Re: .d.o machines which are down (Re: Questions for the DPL candidates)

To: debian-devel@lists.debian.org
Subject: Re: .d.o machines which are down (Re: Questions for the DPL candidates)
From: Joel Aelwyn <fenton@debian.org>
Date: Wed, 16 Mar 2005 23:31:22 -0700
Message-id: <[🔎] 20050317063122.GU7864@spawn.internal.mnemosyne-consulting.com>
Mail-followup-to: debian-devel@lists.debian.org
In-reply-to: <[🔎] 20050317003237.GB12681@internal>
References: <[🔎] 423611AE.7030709@azure.humbug.org.au> <[🔎] 20050314233738.GA26922@pegasos> <[🔎] 87u0nd9ojf.fsf@frigate.technologeek.org> <[🔎] 20050315142813.GA13754@deprecation.cyrius.com> <[🔎] 200503160444.j2G4intX004544@renig.nat.blars.org> <[🔎] 20050316213851.GA12073@internal> <[🔎] 87u0nb15bc.fsf@becket.becket.net> <[🔎] 20050316233028.GA12399@internal> <[🔎] 874qfb10o4.fsf@becket.becket.net> <[🔎] 20050317003237.GB12681@internal>

On Wed, Mar 16, 2005 at 07:32:37PM -0500, Ben Collins wrote:
> On Wed, Mar 16, 2005 at 06:11:39PM -0800, Thomas Bushnell BSG wrote:
> > Ben Collins <bcollins@debian.org> writes:
> > 
> > > The requirement sucks, lets leave it at that. If the machine dies, I can
> > > have two to replace it within a day or two.
> > > 
> > > The point being, there's no reason to have two seperate machines when one
> > > can do the job. As long as it keeps up, then there should be no cause for
> > > concern.
> > 
> > If you have one machine, and it dies, and it takes you a day or two to
> > replace it, then it cannot "do the job".  If you can guarantee that it
> > never dies (somehow), then maybe it could.
> 
> Ok, I can guarantee that it never dies. The hardrives are raid 5
> configuration, and the power supplies are redundant, and if any of the
> three cpu/mem boards goes bad, I can just remove it and let the other two
> (4x cpu's and 4gigs ram) run. Then there's also two 10/100mbit ethernet
> adapters.
> 
> It wont die all together, it's an enterprise class system. It's meant to
> keep going, even if it has to limp to do so. Even with 1 cpu/mem board, it
> still would have 2 cpu's and 2gigs of ram.
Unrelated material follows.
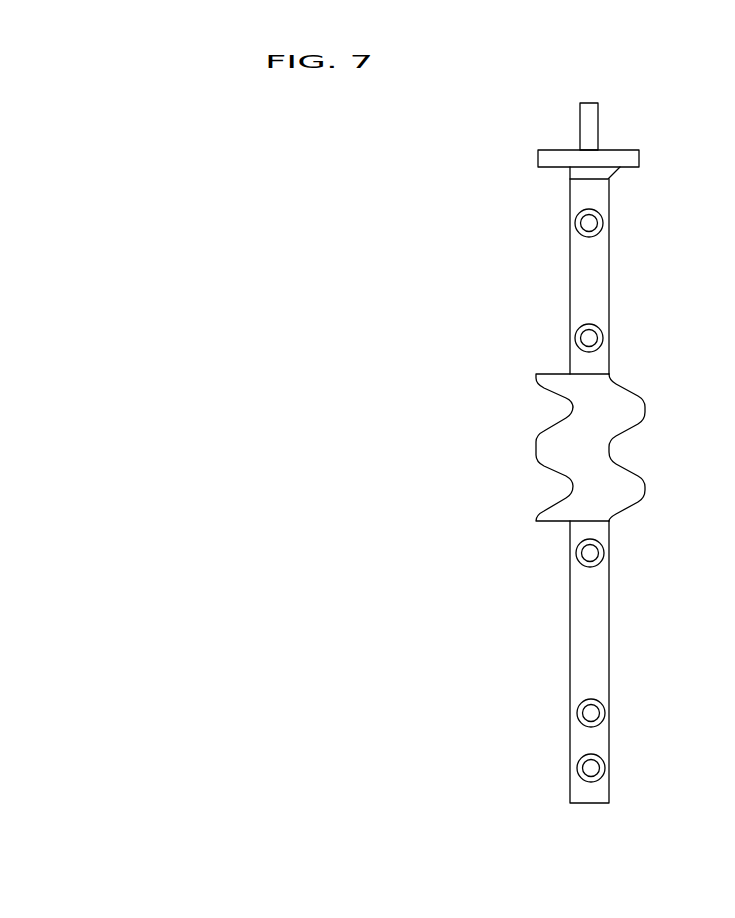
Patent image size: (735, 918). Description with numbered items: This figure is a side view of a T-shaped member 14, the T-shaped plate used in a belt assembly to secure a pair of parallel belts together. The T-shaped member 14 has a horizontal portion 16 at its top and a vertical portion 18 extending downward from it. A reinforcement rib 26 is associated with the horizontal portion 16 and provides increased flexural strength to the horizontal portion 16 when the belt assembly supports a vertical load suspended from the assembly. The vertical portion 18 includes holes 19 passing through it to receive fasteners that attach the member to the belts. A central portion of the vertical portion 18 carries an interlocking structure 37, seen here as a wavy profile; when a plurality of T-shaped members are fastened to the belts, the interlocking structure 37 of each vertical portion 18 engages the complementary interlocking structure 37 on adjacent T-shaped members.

And when the network to that building dies due to Backhoe-Induced Fiber
Fade, it will cheerfully sit there and chug along at a very fast idle with
nothing to do.

Don't even bother bringing up "redundant fiber". It may be, if it hasn't
been regroomed, and twenty plus years of network administrators have
learned the hard way that the gun is ALWAYS loaded. The best you can hope
for is a misfire.

This applies equally to having twenty buildds sitting in a rack, of course.
If the purpose of the B={1,2}+1 rule is, in part, protection against
buildds vanishing off the face of the earth, we need to decide just what
level of redundancy we really want - resilience to fiber cuts? City power
loss or statewide rolling blackouts? Tsunami? ISP business failures?

In case you missed the point, I've known networks knocked out by each of
the above, in some cases permanently (or for long enough to be effectively
equivalent). Hell, I shut off the primary ISP link for Guam for non-payment
at a former employer, multiple months in a row. The iron doesn't do us any
good if it isn't reachable. If we're going to propose new standards, let's
not forget to include important details.

For example:

* The architecture must have sufficient primary and backup buildds, of
  sufficient capability, to meet the following requirements:

  - No failure of power grid (up to regional size), physical facility, or
    network access (alone or in combination) can take down enough machines
    that no buildds are available for any period longer than six hours, at
    any time, or require local admin intervention to come online in case of
    a failure. It must be possible to return the port to normal operation
    within one week from initial failure.

    [ If we're concerned about acts of god or man that can hit multiple   ]
    [ regional power grids, we have a very different set of concerns.     ]
    [ This also allows for primary/hot-backup machines, as long as the    ]
    [ backup machines can be brought online by DSAs with no local admin   ]
    [ required, and within six hours. If the DSA folks need to take       ]
    [ longer than a week to return the buildds to operation, that's their ]
    [ domain, but it must be *possible* to do within a week by reasonable ]
    [ standards - not 24x7 multiple-person herculean efforts. Restoring a ]
    [ buildd is likely to take local admin intervention, of course.       ]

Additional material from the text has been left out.